To fully appreciate the full magnitude of this Allman Brothers Band classic, you simply must check out the version featured on the band’s Live At Fillmore East; stretching upwards of 11 minutes in length, “Whipping Post” at Fillmore East showcases some of the finest examples of musicianship and composition we’ve ever heard!
3. 38 Special, “Wild Eyed Southern Boys”
Our list wouldn’t be complete without our other favorite Van Zant and his band, 38 Special! With hits like “Hold On Loosely” and Johnny’s personal favorite “Wild-Eyed Southern Boys,” 38 Special’s legacy began in 1974 as a band fiercely inspired by the likes of the Allman Brothers Band and Lynyrd Skynyrd, whose own Ronnie and Johnny Van Zant are the beloved brothers to 38 Special singer Donnie Van Zant.

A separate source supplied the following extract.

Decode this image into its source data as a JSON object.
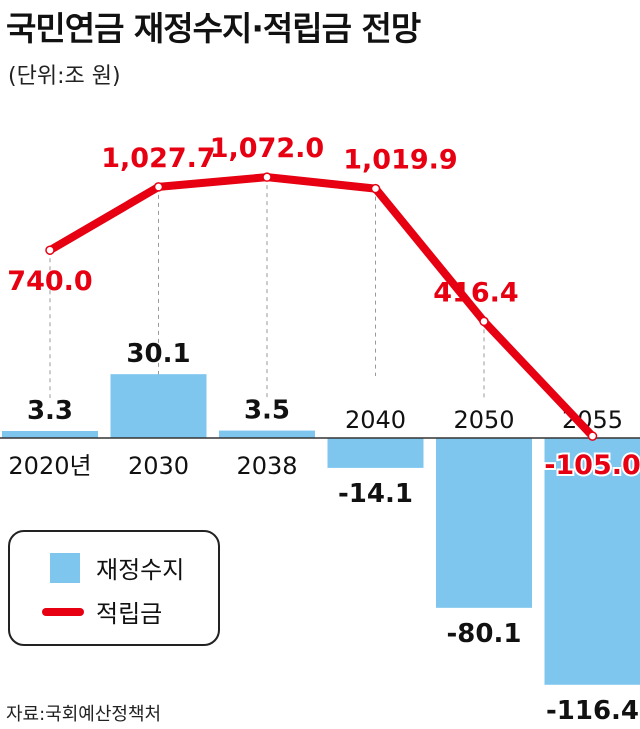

Fierce talent and creativity run deep within the Van Zant family as we hear Donnie taking the lead on the high energy anthem “Wild-Eyed Southern Boys,” trading vocal licks with Don Barnes who returns the favor by supporting Donnie and their bandmates with some pretty amazing guitar work in the form of killer solo after killer solo. Gotta love those Van Zant boys!
4. Lynyrd Skynyrd, “Simple Man”
When you’re in Lynyrd Skynyrd, the legacy attached to a classic like “Simple Man” is far more important than the song itself. Born from a conversation between Gary Rossington and Ronnie Van Zant shortly after the deaths of their respective mother and grandmother, “Simple Man” is a wealth of wisdom from the matriarchs responsible for molding the guys in Lynyrd Skynyrd into the fine men we know and love.

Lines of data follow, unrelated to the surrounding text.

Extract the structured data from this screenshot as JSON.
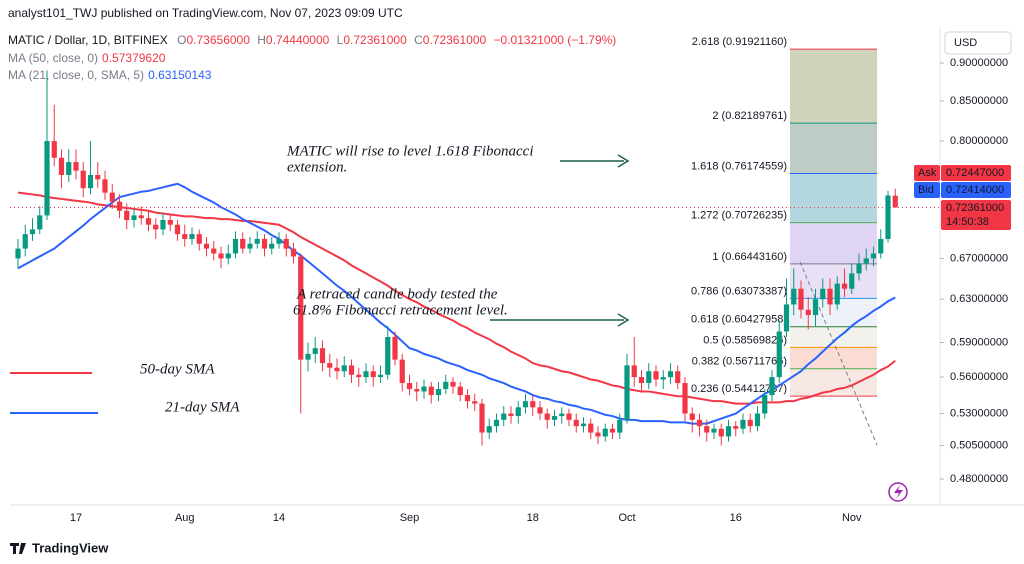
{
  "chart_data": {
    "type": "candlestick",
    "title": "analyst101_TWJ published on TradingView.com, Nov 07, 2023 09:09 UTC",
    "symbol": "MATIC / Dollar, 1D, BITFINEX",
    "ohlc_legend": [
      {
        "key": "O",
        "text": "0.73656000"
      },
      {
        "key": "H",
        "text": "0.74440000"
      },
      {
        "key": "L",
        "text": "0.72361000"
      },
      {
        "key": "C",
        "text": "0.72361000"
      }
    ],
    "change": "−0.01321000 (−1.79%)",
    "categories": [
      null,
      null,
      null,
      null,
      null,
      null,
      null,
      null,
      "17",
      null,
      null,
      null,
      null,
      null,
      null,
      null,
      null,
      null,
      null,
      null,
      null,
      null,
      null,
      "Aug",
      null,
      null,
      null,
      null,
      null,
      null,
      null,
      null,
      null,
      null,
      null,
      null,
      "14",
      null,
      null,
      null,
      null,
      null,
      null,
      null,
      null,
      null,
      null,
      null,
      null,
      null,
      null,
      null,
      null,
      null,
      "Sep",
      null,
      null,
      null,
      null,
      null,
      null,
      null,
      null,
      null,
      null,
      null,
      null,
      null,
      null,
      null,
      null,
      "18",
      null,
      null,
      null,
      null,
      null,
      null,
      null,
      null,
      null,
      null,
      null,
      null,
      "Oct",
      null,
      null,
      null,
      null,
      null,
      null,
      null,
      null,
      null,
      null,
      null,
      null,
      null,
      null,
      "16",
      null,
      null,
      null,
      null,
      null,
      null,
      null,
      null,
      null,
      null,
      null,
      null,
      null,
      null,
      null,
      "Nov",
      null,
      null,
      null,
      null,
      null,
      null
    ],
    "open": [
      0.67,
      0.68,
      0.695,
      0.7,
      0.715,
      0.8,
      0.78,
      0.76,
      0.775,
      0.765,
      0.745,
      0.76,
      0.755,
      0.74,
      0.73,
      0.72,
      0.71,
      0.715,
      0.712,
      0.705,
      0.7,
      0.71,
      0.705,
      0.695,
      0.69,
      0.695,
      0.685,
      0.68,
      0.675,
      0.67,
      0.675,
      0.69,
      0.68,
      0.685,
      0.69,
      0.68,
      0.685,
      0.69,
      0.68,
      0.672,
      0.575,
      0.58,
      0.585,
      0.572,
      0.568,
      0.565,
      0.57,
      0.562,
      0.56,
      0.565,
      0.56,
      0.562,
      0.595,
      0.575,
      0.555,
      0.55,
      0.548,
      0.552,
      0.545,
      0.55,
      0.556,
      0.552,
      0.545,
      0.54,
      0.538,
      0.515,
      0.52,
      0.525,
      0.53,
      0.528,
      0.535,
      0.54,
      0.535,
      0.53,
      0.525,
      0.528,
      0.53,
      0.525,
      0.52,
      0.522,
      0.515,
      0.512,
      0.518,
      0.515,
      0.525,
      0.57,
      0.56,
      0.555,
      0.565,
      0.558,
      0.56,
      0.565,
      0.555,
      0.53,
      0.525,
      0.52,
      0.515,
      0.518,
      0.512,
      0.52,
      0.518,
      0.525,
      0.52,
      0.53,
      0.545,
      0.56,
      0.6,
      0.625,
      0.64,
      0.62,
      0.615,
      0.63,
      0.64,
      0.625,
      0.645,
      0.64,
      0.655,
      0.665,
      0.67,
      0.675,
      0.69,
      0.73656
    ],
    "high": [
      0.69,
      0.705,
      0.712,
      0.725,
      0.89,
      0.845,
      0.79,
      0.79,
      0.79,
      0.775,
      0.8,
      0.775,
      0.765,
      0.75,
      0.738,
      0.728,
      0.722,
      0.725,
      0.72,
      0.712,
      0.718,
      0.716,
      0.71,
      0.705,
      0.702,
      0.7,
      0.692,
      0.688,
      0.682,
      0.684,
      0.698,
      0.697,
      0.692,
      0.698,
      0.695,
      0.692,
      0.697,
      0.695,
      0.686,
      0.675,
      0.59,
      0.595,
      0.592,
      0.58,
      0.576,
      0.578,
      0.575,
      0.568,
      0.572,
      0.57,
      0.57,
      0.605,
      0.6,
      0.58,
      0.562,
      0.556,
      0.558,
      0.556,
      0.556,
      0.562,
      0.56,
      0.556,
      0.55,
      0.546,
      0.542,
      0.526,
      0.53,
      0.536,
      0.536,
      0.54,
      0.546,
      0.545,
      0.54,
      0.534,
      0.533,
      0.535,
      0.534,
      0.53,
      0.527,
      0.526,
      0.52,
      0.522,
      0.522,
      0.53,
      0.58,
      0.595,
      0.566,
      0.572,
      0.57,
      0.566,
      0.572,
      0.57,
      0.56,
      0.535,
      0.53,
      0.525,
      0.522,
      0.522,
      0.525,
      0.524,
      0.53,
      0.53,
      0.536,
      0.55,
      0.566,
      0.61,
      0.65,
      0.66,
      0.648,
      0.632,
      0.64,
      0.65,
      0.65,
      0.652,
      0.66,
      0.665,
      0.675,
      0.68,
      0.682,
      0.7,
      0.742,
      0.7444
    ],
    "low": [
      0.66,
      0.672,
      0.688,
      0.695,
      0.71,
      0.77,
      0.745,
      0.752,
      0.755,
      0.735,
      0.738,
      0.745,
      0.732,
      0.722,
      0.712,
      0.7,
      0.702,
      0.705,
      0.698,
      0.69,
      0.694,
      0.698,
      0.688,
      0.682,
      0.684,
      0.678,
      0.672,
      0.668,
      0.66,
      0.664,
      0.67,
      0.675,
      0.675,
      0.68,
      0.672,
      0.674,
      0.68,
      0.672,
      0.665,
      0.53,
      0.565,
      0.572,
      0.565,
      0.56,
      0.558,
      0.56,
      0.555,
      0.552,
      0.555,
      0.552,
      0.555,
      0.558,
      0.57,
      0.548,
      0.545,
      0.54,
      0.542,
      0.538,
      0.54,
      0.546,
      0.546,
      0.54,
      0.534,
      0.532,
      0.505,
      0.51,
      0.515,
      0.52,
      0.522,
      0.522,
      0.53,
      0.528,
      0.525,
      0.518,
      0.52,
      0.522,
      0.52,
      0.515,
      0.515,
      0.51,
      0.506,
      0.508,
      0.51,
      0.51,
      0.522,
      0.552,
      0.548,
      0.55,
      0.552,
      0.55,
      0.554,
      0.55,
      0.524,
      0.515,
      0.512,
      0.508,
      0.51,
      0.505,
      0.508,
      0.512,
      0.514,
      0.515,
      0.516,
      0.526,
      0.54,
      0.555,
      0.595,
      0.615,
      0.612,
      0.602,
      0.605,
      0.622,
      0.615,
      0.62,
      0.632,
      0.635,
      0.648,
      0.658,
      0.662,
      0.67,
      0.686,
      0.72361
    ],
    "close": [
      0.68,
      0.695,
      0.7,
      0.715,
      0.8,
      0.78,
      0.76,
      0.775,
      0.765,
      0.745,
      0.76,
      0.755,
      0.74,
      0.73,
      0.72,
      0.71,
      0.715,
      0.712,
      0.705,
      0.7,
      0.71,
      0.705,
      0.695,
      0.69,
      0.695,
      0.685,
      0.68,
      0.675,
      0.67,
      0.675,
      0.69,
      0.68,
      0.685,
      0.69,
      0.68,
      0.685,
      0.69,
      0.68,
      0.672,
      0.575,
      0.58,
      0.585,
      0.572,
      0.568,
      0.565,
      0.57,
      0.562,
      0.56,
      0.565,
      0.56,
      0.562,
      0.595,
      0.575,
      0.555,
      0.55,
      0.548,
      0.552,
      0.545,
      0.55,
      0.556,
      0.552,
      0.545,
      0.54,
      0.538,
      0.515,
      0.52,
      0.525,
      0.53,
      0.528,
      0.535,
      0.54,
      0.535,
      0.53,
      0.525,
      0.528,
      0.53,
      0.525,
      0.52,
      0.522,
      0.515,
      0.512,
      0.518,
      0.515,
      0.525,
      0.57,
      0.56,
      0.555,
      0.565,
      0.558,
      0.56,
      0.565,
      0.555,
      0.53,
      0.525,
      0.52,
      0.515,
      0.518,
      0.512,
      0.52,
      0.518,
      0.525,
      0.52,
      0.53,
      0.545,
      0.56,
      0.6,
      0.625,
      0.64,
      0.62,
      0.615,
      0.63,
      0.64,
      0.625,
      0.645,
      0.64,
      0.655,
      0.665,
      0.67,
      0.675,
      0.69,
      0.73682,
      0.72361
    ],
    "up_color": "#089981",
    "down_color": "#f23645",
    "series": [
      {
        "name": "MA (50, close, 0)",
        "value_label": "0.57379620",
        "color": "#f23645",
        "values": [
          0.74,
          0.739,
          0.738,
          0.737,
          0.735,
          0.734,
          0.733,
          0.732,
          0.731,
          0.73,
          0.729,
          0.727,
          0.726,
          0.725,
          0.724,
          0.723,
          0.722,
          0.721,
          0.72,
          0.718,
          0.717,
          0.716,
          0.715,
          0.714,
          0.714,
          0.713,
          0.712,
          0.712,
          0.711,
          0.711,
          0.71,
          0.709,
          0.709,
          0.708,
          0.707,
          0.706,
          0.705,
          0.701,
          0.697,
          0.692,
          0.688,
          0.684,
          0.68,
          0.676,
          0.672,
          0.668,
          0.663,
          0.659,
          0.655,
          0.651,
          0.647,
          0.643,
          0.638,
          0.634,
          0.63,
          0.627,
          0.623,
          0.62,
          0.616,
          0.613,
          0.61,
          0.606,
          0.603,
          0.599,
          0.596,
          0.593,
          0.589,
          0.586,
          0.582,
          0.579,
          0.576,
          0.572,
          0.57,
          0.569,
          0.567,
          0.565,
          0.564,
          0.562,
          0.56,
          0.558,
          0.557,
          0.555,
          0.553,
          0.552,
          0.55,
          0.549,
          0.548,
          0.548,
          0.547,
          0.546,
          0.545,
          0.544,
          0.544,
          0.543,
          0.542,
          0.541,
          0.54,
          0.54,
          0.539,
          0.538,
          0.538,
          0.538,
          0.539,
          0.539,
          0.539,
          0.539,
          0.54,
          0.54,
          0.542,
          0.543,
          0.545,
          0.547,
          0.548,
          0.55,
          0.551,
          0.553,
          0.556,
          0.559,
          0.562,
          0.566,
          0.569,
          0.574
        ]
      },
      {
        "name": "MA (21, close, 0, SMA, 5)",
        "value_label": "0.63150143",
        "color": "#2962ff",
        "values": [
          0.66,
          0.664,
          0.668,
          0.672,
          0.676,
          0.68,
          0.686,
          0.692,
          0.698,
          0.704,
          0.711,
          0.717,
          0.723,
          0.729,
          0.735,
          0.737,
          0.739,
          0.741,
          0.742,
          0.744,
          0.746,
          0.748,
          0.75,
          0.746,
          0.741,
          0.737,
          0.733,
          0.729,
          0.724,
          0.72,
          0.716,
          0.711,
          0.707,
          0.703,
          0.699,
          0.694,
          0.69,
          0.684,
          0.678,
          0.673,
          0.667,
          0.661,
          0.655,
          0.649,
          0.643,
          0.638,
          0.632,
          0.626,
          0.62,
          0.614,
          0.608,
          0.603,
          0.597,
          0.591,
          0.585,
          0.583,
          0.58,
          0.578,
          0.576,
          0.573,
          0.571,
          0.569,
          0.566,
          0.564,
          0.562,
          0.559,
          0.557,
          0.555,
          0.552,
          0.55,
          0.548,
          0.545,
          0.543,
          0.542,
          0.54,
          0.539,
          0.537,
          0.536,
          0.534,
          0.533,
          0.531,
          0.529,
          0.528,
          0.526,
          0.525,
          0.525,
          0.524,
          0.524,
          0.524,
          0.524,
          0.523,
          0.523,
          0.523,
          0.522,
          0.522,
          0.522,
          0.524,
          0.526,
          0.528,
          0.53,
          0.534,
          0.538,
          0.542,
          0.546,
          0.549,
          0.553,
          0.557,
          0.561,
          0.565,
          0.571,
          0.576,
          0.582,
          0.588,
          0.594,
          0.599,
          0.605,
          0.61,
          0.614,
          0.619,
          0.623,
          0.628,
          0.6315
        ]
      }
    ],
    "ylim": [
      0.4616,
      0.949
    ],
    "log_scale": true,
    "grid": false,
    "yticks": [
      {
        "value": 0.9,
        "label": "0.90000000"
      },
      {
        "value": 0.85,
        "label": "0.85000000"
      },
      {
        "value": 0.8,
        "label": "0.80000000"
      },
      {
        "value": 0.67,
        "label": "0.67000000"
      },
      {
        "value": 0.63,
        "label": "0.63000000"
      },
      {
        "value": 0.59,
        "label": "0.59000000"
      },
      {
        "value": 0.56,
        "label": "0.56000000"
      },
      {
        "value": 0.53,
        "label": "0.53000000"
      },
      {
        "value": 0.505,
        "label": "0.50500000"
      },
      {
        "value": 0.48,
        "label": "0.48000000"
      }
    ],
    "y_axis_unit": "USD",
    "price_tags": [
      {
        "name": "Ask",
        "label": "0.72447000",
        "color": "#f23645"
      },
      {
        "name": "Bid",
        "label": "0.72414000",
        "color": "#2962ff"
      },
      {
        "label": "0.72361000",
        "countdown": "14:50:38",
        "color": "#f23645"
      }
    ],
    "fib_levels": [
      {
        "value": 0.9192116,
        "label": "2.618 (0.91921160)",
        "color": "#f23645",
        "band": "#c8caae"
      },
      {
        "value": 0.82189761,
        "label": "2 (0.82189761)",
        "color": "#089981",
        "band": "#b3c3bb"
      },
      {
        "value": 0.76174559,
        "label": "1.618 (0.76174559)",
        "color": "#2962ff",
        "band": "#a7cfd9"
      },
      {
        "value": 0.70726235,
        "label": "1.272 (0.70726235)",
        "color": "#4caf50",
        "band": "#d9cdf2"
      },
      {
        "value": 0.6644316,
        "label": "1 (0.66443160)",
        "color": "#787b86",
        "band": "#e5dbf4"
      },
      {
        "value": 0.63073387,
        "label": "0.786 (0.63073387)",
        "color": "#2196f3",
        "band": "#eaf0f8"
      },
      {
        "value": 0.60427958,
        "label": "0.618 (0.60427958)",
        "color": "#2e7d32",
        "band": "#f1efe9"
      },
      {
        "value": 0.58569826,
        "label": "0.5 (0.58569826)",
        "color": "#ff9800",
        "band": "#fad6cc"
      },
      {
        "value": 0.56711766,
        "label": "0.382 (0.56711766)",
        "color": "#4caf50",
        "band": "#f6e4de"
      },
      {
        "value": 0.54412787,
        "label": "0.236 (0.54412787)",
        "color": "#f23645"
      }
    ],
    "annotations": [
      {
        "lines": [
          "MATIC   will rise to level 1.618 Fibonacci",
          "extension."
        ]
      },
      {
        "lines": [
          "A retraced candle body tested the",
          "61.8% Fibonacci retracement level."
        ]
      }
    ],
    "sma_labels": [
      {
        "text": "50-day SMA",
        "color": "#f23645"
      },
      {
        "text": "21-day SMA",
        "color": "#2962ff"
      }
    ],
    "footer": "TradingView"
  }
}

Noting that it’s advice that everyone’s mama has given them at one time or another, Johnny says “It’s mama talking to you in that song and I think it’s probably one of my favorite’s if not my favorite to do live. It’s just a great song and that one stays in the set and the crowd always goes crazy on that one.”
5. Charlie Daniels Band, “The Devil Went Down To Georgia”
One of the most important figures in both country music and Southern rock, The Charlie Daniels Band is probably best known for 1979’s #1 country hit “The Devil Went Down To Georgia,” but Charlie’s influence in music goes as far back as the 50’s. He’s helped mold the sound of fellow Southern rockers the Marshall Tucker Band by playing fiddle on many of their early albums, and it was at his 1979 Volunteer Jam V that fans saw Lynyrd Skynyrd take the stage for the first time since the crash in 1977. The Charlie Daniels Band isn’t just an iconic figure in the Southern rock community – it’s one of the cornerstones of the genre!
6. Allman Brothers Band, “Midnight Rider”
The Allman Brothers Band are making their way back around on the list, rounding out Johnny’s Southern rock jams with the ever classic “Midnight Rider”. Gregg Allman calls it the greatest thing he’s written over the course of his decades-long career, and we’re inclined to agree; the perfect storm created by Allman’s desperate lyrics about a man on the run combined with the stunning musical arrangement makes for a song that’s as close to perfect as a song gets. The original release of ‘Midnight Rider’ heard on Idlewild South failed to chart, but it’s Gregg Allman’s solo version recorded in 1973 that’s become a thing of legend.